ISO Life With Two
By Jess - Mum of two.
The day we found out we were going into lock down I played “It’s The End Of The World As We Know It” by REM on repeat. I told my two children, Gina aged 5 and Chad 3 years old, that it was the end of the world and everything was cancelled. Harsh, I know, but that is truly how it felt. They accepted it blindly and didn’t ask to go anywhere or see anyone.
Pre-ISO I coped with motherhood by keeping the kids busy. The game plan was simple; wear them out with activities during the day so they’d sleep at night. We had activities every day. I would dread a day at home with both kids, mostly as they would trash house and the constant fighting wears you down.
It starts at around 6am when they wake you up both climbing into your bed fighting that there isn’t enough room in the middle. It continues on with scratching each other, tears in the night time showers and arguments over bed time stories.
Pre-ISO I’d joke that they were always with me, if I could dedicate a song to my children it would have been “Leave me Alone” by Pink. You know the words “go away, give me a chance to miss you, say goodbye it will make me wanna kiss you”.
Then it actually happened, constantly with me 24/7.
No playgroup, no school, no three year old kinder, no swimming lessons, no dance, no Ready Steady Go, no Daycare and no grandparents. I thought isolation was going to be a mental challenge for me. How to occupy them without going anywhere, without destroying the place we call home and without killing each other.
I watch my husband, his life seemingly unchanged, leave for work each morning and returning in the evening just in time for dinner to be on the table. I survived the first week and knew I needed to prepare myself for the long haul. Just me and two kids at home for days on end. Only leaving for the supermarket when my husband was home on the weekend.
Then my body started to let me down, I screamed at them so much that I gave myself tonsillitis. “Get off the table, stop fighting, time out, go to your room, pick up your toys, clean up.” Chad kneed me in the eye in bed one morning, so it was a black eye and a throbbing throat for a week, I felt damaged. I’ll admit it, I’d hide from them on occasion mostly in the pantry just to have 5-10 minutes to myself.
Then the school work started flooding in. Gina would simply refuse to do it. My daughter is strong willed, if she doesn’t want to do something she generally won’t and the more I ask the more she’d protest. However I felt obligated to hand the work in. Those first few days of home school were brutal. Some days she would take 5 hours to get a few simple tasks done. There were times I made her sit there tears in her eyes forcing her to do the work.

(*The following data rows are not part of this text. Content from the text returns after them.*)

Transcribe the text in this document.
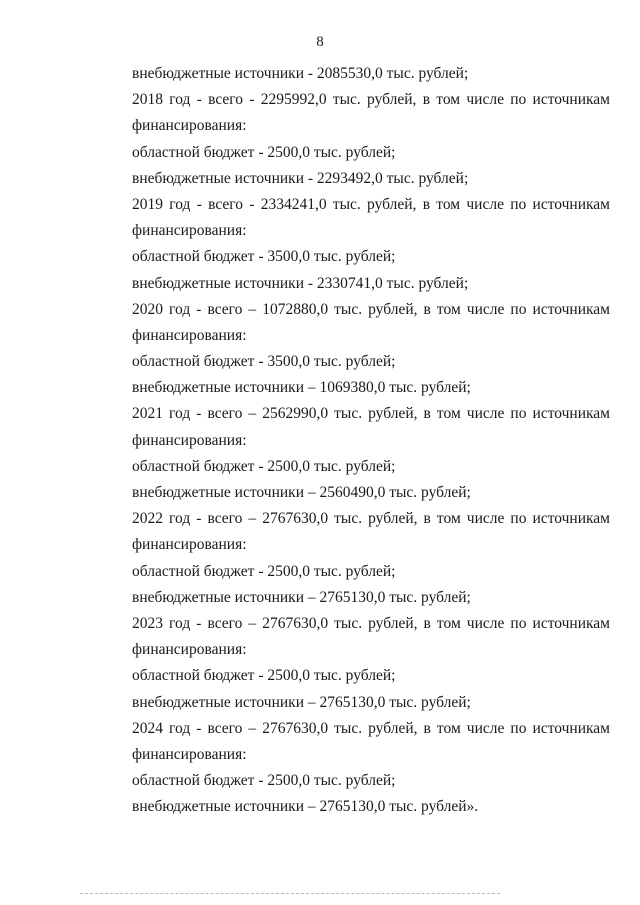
8
внебюджетные источники - 2085530,0 тыс. рублей;
2018 год - всего - 2295992,0 тыс. рублей, в том числе по источникам
финансирования:
областной бюджет - 2500,0 тыс. рублей;
внебюджетные источники - 2293492,0 тыс. рублей;
2019 год - всего - 2334241,0 тыс. рублей, в том числе по источникам
финансирования:
областной бюджет - 3500,0 тыс. рублей;
внебюджетные источники - 2330741,0 тыс. рублей;
2020 год - всего – 1072880,0 тыс. рублей, в том числе по источникам
финансирования:
областной бюджет - 3500,0 тыс. рублей;
внебюджетные источники – 1069380,0 тыс. рублей;
2021 год - всего – 2562990,0 тыс. рублей, в том числе по источникам
финансирования:
областной бюджет - 2500,0 тыс. рублей;
внебюджетные источники – 2560490,0 тыс. рублей;
2022 год - всего – 2767630,0 тыс. рублей, в том числе по источникам
финансирования:
областной бюджет - 2500,0 тыс. рублей;
внебюджетные источники – 2765130,0 тыс. рублей;
2023 год - всего – 2767630,0 тыс. рублей, в том числе по источникам
финансирования:
областной бюджет - 2500,0 тыс. рублей;
внебюджетные источники – 2765130,0 тыс. рублей;
2024 год - всего – 2767630,0 тыс. рублей, в том числе по источникам
финансирования:
областной бюджет - 2500,0 тыс. рублей;
внебюджетные источники – 2765130,0 тыс. рублей».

I must add that Gina’s teachers were an inspiration, they tried to find ways of engaging the students into learning by making the school work fun.
I was lucky that I could work occasionally from home while the kids watched TV where as they were looking after two kids while teaching a classroom remotely. Poor Chad, I remember early on telling him to “go away and play” so we could get the work finished he was a constant disruption. It was around this time to my surprise, they stopped fighting and started playing together.
I decided school wasn’t worth the argument and I relaxed my approach by only doing the minimum. Gina accepted that I wasn’t going to back down so we started doing the work together then playing once it was all done. Chad started joining in by watching Gina’s class videos.
Our days were full. Some mornings they ask for a bath before starting school and eggs or pancakes for breakfast. Walks in the afternoon sunshine. Movies and popcorn on the rainy days. We baked – a lot... We’d crank the music and dance in the kitchen. There were pillow cubbies in the lounge room. There was chalk drawing, craft, paint and playdough. Endless cups of coffee for me and fruit platters for them.
No place to be, except with each other.
I spent a lot of time cleaning. The cleaning was relentless. It’s true what they say “cleaning with kids in the house is like brushing your teeth while eating”. I found comfort in friends who were in a similar situation to me. Mum’s who just got it. Mum’s who wouldn’t judge me cos they understood, they knew as they were living it too.
Then suddenly, the announcement came that Gina could return to school. I’m still not sure how to feel. I’ll treasure the time we had together and I’m not sure I was ready for it to end. I wonder how much they will remember.
Will they look back on this time as magical mayhem it was?
Or will it be, “Mum, remember that time the world ended? So we made our own”.